"She was," Genevieve said simply. "She is. Whatever else, she was always genuinely talented, and I was always genuinely proud of her." She looked ahead at the tree line, which was getting closer. "Now. Tell me about this forest. Is it as beautiful as it looks from the upstairs window, or is that simply the distance flattering it?"
It worked. She felt the moment it worked, the way he let out a breath that was almost a laugh, the way his shoulders shifted, the way he looked at the trees with an expression that was suddenly, quietly, something she had not yet seen on him in full, which was simple uncomplicated pleasure.
"It is better," he said.
And it was. The path wound through birch and old oak, the light coming through in long angled shafts, the ground soft underfoot and the air smelling of cold water and autumn leaves and something older underneath that was just the smell of old woodland being itself. She understood immediately why he belonged there. It had the same quality as his study, the same sense of a place that had absorbed the character of the person who loved it.
They dismounted at the edge of a shallow stream to let the horses drink, and he helped her down with his hands at her waist, and the contact lasted slightly longer than it was strictly necessary for the purposes of dismounting, and she was aware of it in a way that she was certain he was also aware of it, and then she was on the ground and they were standing quite close together and looking at the stream.
"The flooding is along here," he said, after a moment. "About half a mile north. The ground looks solid but it is not."
"I will remember," she said. Her voice came out slightly more quietly than she had intended.
He did not immediately step back, and neither did she.
"This part of the estate," he said, in the tone of someone choosing to talk about something because talking about something was easier than the alternative, "was the part my grandfather planted. Most of the oaks are his. He apparently spent the last twenty years of his life planting things he would never see fully grown, which I always thought was either very wise or very optimistic and I have never quite decided which."
"Both," Genevieve said. "Wisdom and optimism are not opposites." She looked up at the canopy, the light coming through in moving pieces. "He planted them for you, even though he did not know it was you yet."
There was a silence. She looked back at him to find him watching her with an expression she had not seen before, open and undefended in a way that her chest did something immediately and without consulting her.

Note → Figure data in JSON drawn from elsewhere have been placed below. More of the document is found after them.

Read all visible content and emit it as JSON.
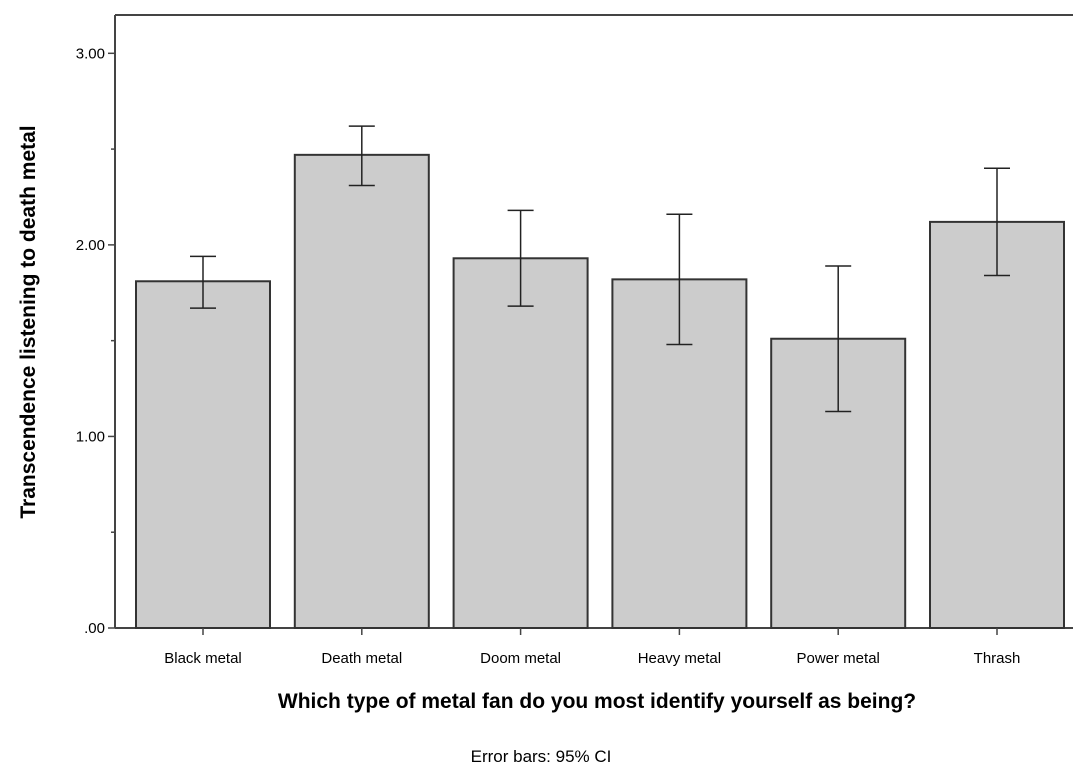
{
  "chart_data": {
    "type": "bar",
    "categories": [
      "Black metal",
      "Death metal",
      "Doom metal",
      "Heavy metal",
      "Power metal",
      "Thrash"
    ],
    "values": [
      1.81,
      2.47,
      1.93,
      1.82,
      1.51,
      2.12
    ],
    "error_low": [
      1.67,
      2.31,
      1.68,
      1.48,
      1.13,
      1.84
    ],
    "error_high": [
      1.94,
      2.62,
      2.18,
      2.16,
      1.89,
      2.4
    ],
    "ylim": [
      0,
      3.2
    ],
    "yticks": [
      0,
      1,
      2,
      3
    ],
    "ytick_labels": [
      ".00",
      "1.00",
      "2.00",
      "3.00"
    ],
    "ylabel": "Transcendence listening to death metal",
    "xlabel": "Which type of metal fan do you most identify yourself as being?",
    "note": "Error bars: 95% CI",
    "grid": false,
    "colors": {
      "bar_fill": "#cccccc",
      "bar_stroke": "#333333",
      "axis": "#444444"
    }
  }
}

"Yes," he said quietly. "I suppose he did."
The horses shifted on the bank. The stream moved over its stones with the small persistent sound of water doing what water does, and the light moved in the trees, and Genevieve thought that she was standing in the right place, for the first time in a long time, and that the distance between parallel lines was perhaps not as fixed as she had believed.

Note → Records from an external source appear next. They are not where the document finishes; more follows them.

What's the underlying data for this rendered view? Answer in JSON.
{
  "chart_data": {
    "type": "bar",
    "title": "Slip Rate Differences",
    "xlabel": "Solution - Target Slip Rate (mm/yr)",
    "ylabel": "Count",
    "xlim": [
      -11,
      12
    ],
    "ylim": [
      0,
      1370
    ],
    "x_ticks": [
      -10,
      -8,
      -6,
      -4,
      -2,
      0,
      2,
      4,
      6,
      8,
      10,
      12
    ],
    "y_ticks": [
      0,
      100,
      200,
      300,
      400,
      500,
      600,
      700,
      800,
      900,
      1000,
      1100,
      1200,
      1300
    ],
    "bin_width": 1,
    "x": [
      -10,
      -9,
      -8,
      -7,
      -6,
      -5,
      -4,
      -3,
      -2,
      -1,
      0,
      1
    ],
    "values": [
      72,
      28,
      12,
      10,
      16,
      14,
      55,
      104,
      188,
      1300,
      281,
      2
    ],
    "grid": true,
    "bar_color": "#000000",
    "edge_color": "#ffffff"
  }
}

She did not say any of that aloud. She smiled at him instead, and he smiled back, and they stood there a moment longer before turning back to the horses.
It was, she thought, a beginning.
Chapter 12
The months moved in the way that good months did, which was to say quickly and without announcing themselves, each week folding into the next with the comfortable inevitability of something that had found its natural pace and settled into it.

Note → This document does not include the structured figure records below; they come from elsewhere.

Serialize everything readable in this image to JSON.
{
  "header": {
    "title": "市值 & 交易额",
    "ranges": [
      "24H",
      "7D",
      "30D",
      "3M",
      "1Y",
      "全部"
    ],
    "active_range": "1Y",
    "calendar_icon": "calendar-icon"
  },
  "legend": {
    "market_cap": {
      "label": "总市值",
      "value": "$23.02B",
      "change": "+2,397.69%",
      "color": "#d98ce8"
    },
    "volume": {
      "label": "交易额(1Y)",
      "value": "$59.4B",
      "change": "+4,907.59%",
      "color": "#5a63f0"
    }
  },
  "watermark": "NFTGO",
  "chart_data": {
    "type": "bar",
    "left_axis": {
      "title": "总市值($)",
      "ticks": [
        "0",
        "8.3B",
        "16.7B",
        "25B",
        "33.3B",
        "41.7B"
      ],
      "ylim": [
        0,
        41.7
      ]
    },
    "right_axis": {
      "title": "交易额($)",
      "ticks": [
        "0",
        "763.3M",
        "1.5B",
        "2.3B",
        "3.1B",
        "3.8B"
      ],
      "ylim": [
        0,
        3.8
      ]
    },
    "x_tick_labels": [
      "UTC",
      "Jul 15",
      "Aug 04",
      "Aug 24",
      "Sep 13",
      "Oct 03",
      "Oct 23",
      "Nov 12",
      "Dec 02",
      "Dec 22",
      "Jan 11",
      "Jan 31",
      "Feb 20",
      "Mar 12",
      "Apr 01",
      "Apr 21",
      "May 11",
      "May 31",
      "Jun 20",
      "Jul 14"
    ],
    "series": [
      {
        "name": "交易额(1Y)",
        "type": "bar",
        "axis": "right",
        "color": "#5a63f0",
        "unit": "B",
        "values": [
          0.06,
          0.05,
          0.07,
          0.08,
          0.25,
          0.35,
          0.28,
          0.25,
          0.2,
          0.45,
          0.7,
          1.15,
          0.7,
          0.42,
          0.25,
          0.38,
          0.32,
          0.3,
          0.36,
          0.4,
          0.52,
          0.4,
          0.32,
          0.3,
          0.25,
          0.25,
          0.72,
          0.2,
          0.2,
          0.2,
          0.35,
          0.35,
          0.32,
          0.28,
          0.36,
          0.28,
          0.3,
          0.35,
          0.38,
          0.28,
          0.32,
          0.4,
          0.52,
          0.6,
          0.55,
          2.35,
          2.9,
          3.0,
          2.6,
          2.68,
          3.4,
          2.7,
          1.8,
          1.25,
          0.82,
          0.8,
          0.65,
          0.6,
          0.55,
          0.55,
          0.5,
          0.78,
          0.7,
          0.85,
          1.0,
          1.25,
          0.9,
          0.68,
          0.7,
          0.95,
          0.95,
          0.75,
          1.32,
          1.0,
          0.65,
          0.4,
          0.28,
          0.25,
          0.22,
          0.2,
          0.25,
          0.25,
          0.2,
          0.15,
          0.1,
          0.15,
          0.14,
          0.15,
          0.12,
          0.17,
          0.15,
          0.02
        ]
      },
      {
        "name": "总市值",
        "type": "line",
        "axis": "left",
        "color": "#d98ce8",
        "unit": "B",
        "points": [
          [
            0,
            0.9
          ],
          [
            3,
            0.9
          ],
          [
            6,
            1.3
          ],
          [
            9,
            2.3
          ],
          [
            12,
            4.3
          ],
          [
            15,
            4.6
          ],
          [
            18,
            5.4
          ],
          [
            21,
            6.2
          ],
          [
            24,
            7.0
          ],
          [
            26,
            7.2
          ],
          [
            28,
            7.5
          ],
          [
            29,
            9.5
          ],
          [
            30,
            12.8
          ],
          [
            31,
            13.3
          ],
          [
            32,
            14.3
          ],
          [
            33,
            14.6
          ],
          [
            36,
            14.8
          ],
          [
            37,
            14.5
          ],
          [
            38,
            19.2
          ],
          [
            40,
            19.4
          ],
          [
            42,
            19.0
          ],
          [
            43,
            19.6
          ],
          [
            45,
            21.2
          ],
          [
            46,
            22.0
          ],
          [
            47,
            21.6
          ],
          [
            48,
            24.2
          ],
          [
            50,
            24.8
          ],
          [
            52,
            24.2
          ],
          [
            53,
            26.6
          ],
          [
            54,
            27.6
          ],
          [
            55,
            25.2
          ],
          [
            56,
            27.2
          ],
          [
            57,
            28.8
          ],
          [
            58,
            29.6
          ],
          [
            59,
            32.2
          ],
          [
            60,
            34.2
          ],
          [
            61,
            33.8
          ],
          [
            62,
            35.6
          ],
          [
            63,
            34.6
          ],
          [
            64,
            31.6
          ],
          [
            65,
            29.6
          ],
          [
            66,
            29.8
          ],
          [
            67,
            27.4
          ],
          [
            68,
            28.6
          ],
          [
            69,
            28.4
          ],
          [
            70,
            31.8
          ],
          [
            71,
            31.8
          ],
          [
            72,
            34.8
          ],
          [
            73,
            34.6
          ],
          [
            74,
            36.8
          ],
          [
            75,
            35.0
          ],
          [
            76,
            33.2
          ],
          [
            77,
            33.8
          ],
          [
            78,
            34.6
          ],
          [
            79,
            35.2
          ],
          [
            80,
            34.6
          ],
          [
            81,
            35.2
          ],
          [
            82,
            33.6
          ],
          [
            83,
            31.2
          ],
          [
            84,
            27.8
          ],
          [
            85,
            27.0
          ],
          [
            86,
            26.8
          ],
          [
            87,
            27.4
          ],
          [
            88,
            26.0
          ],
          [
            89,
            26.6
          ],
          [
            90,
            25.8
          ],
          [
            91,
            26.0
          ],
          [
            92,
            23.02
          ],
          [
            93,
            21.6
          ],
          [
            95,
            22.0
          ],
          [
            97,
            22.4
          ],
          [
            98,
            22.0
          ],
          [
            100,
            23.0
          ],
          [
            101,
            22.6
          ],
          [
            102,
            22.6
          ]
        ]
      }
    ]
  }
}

Genevieve noticed it first at the stables. She had been visiting the horses, making sure the gardener’s cat was not frustrating them, when he arrived.
"Good morning," she said.
"Morning." He stopped at the fence and looked out at Mira with the focused attention of a man who had a genuine interest in horses and was not using the horse as an excuse to stand there. Or so she had decided. She reserved the right to revise that opinion.
"She is going very well," Genevieve offered.
"She is." A pause. "You have been working with her on the left lead."
Genevieve looked at him. He was still watching Mira.
"I have. You noticed."
"She was favoring the right when you arrived." He glanced at Genevieve briefly, then back at the horse. "It's improved considerably."
This was, she had come to understand, high praise from Thomas. The kind of praise that did not announce itself but arrived quietly and meant more for that reason. She filed it away in the category she had mentally labeled things Thomas says that are actually larger than they appear, which had become a reasonably well-populated category over the preceding weeks.
"I will tell her you said so," Genevieve said. "She will be very pleased."
The corner of his mouth did that thing it sometimes did. Not quite a smile. The precursor to one. She had become, she realized, extremely attentive to the corner of his mouth.
He stayed for twenty minutes, which she did not mention and neither did he. He came back on Thursday. And then the following Monday. And then it became simply a thing that happened on mornings when the weather was good; his appearing at the fence with no announcement and no stated purpose, and she found it so perfectly, unreasonably charming that she had eventually been obliged to have a quiet word with herself about it.
He is being neighborly, she had told herself, firmly. He is being a considerate husband. This is what you wanted. Do not make it into more than it is.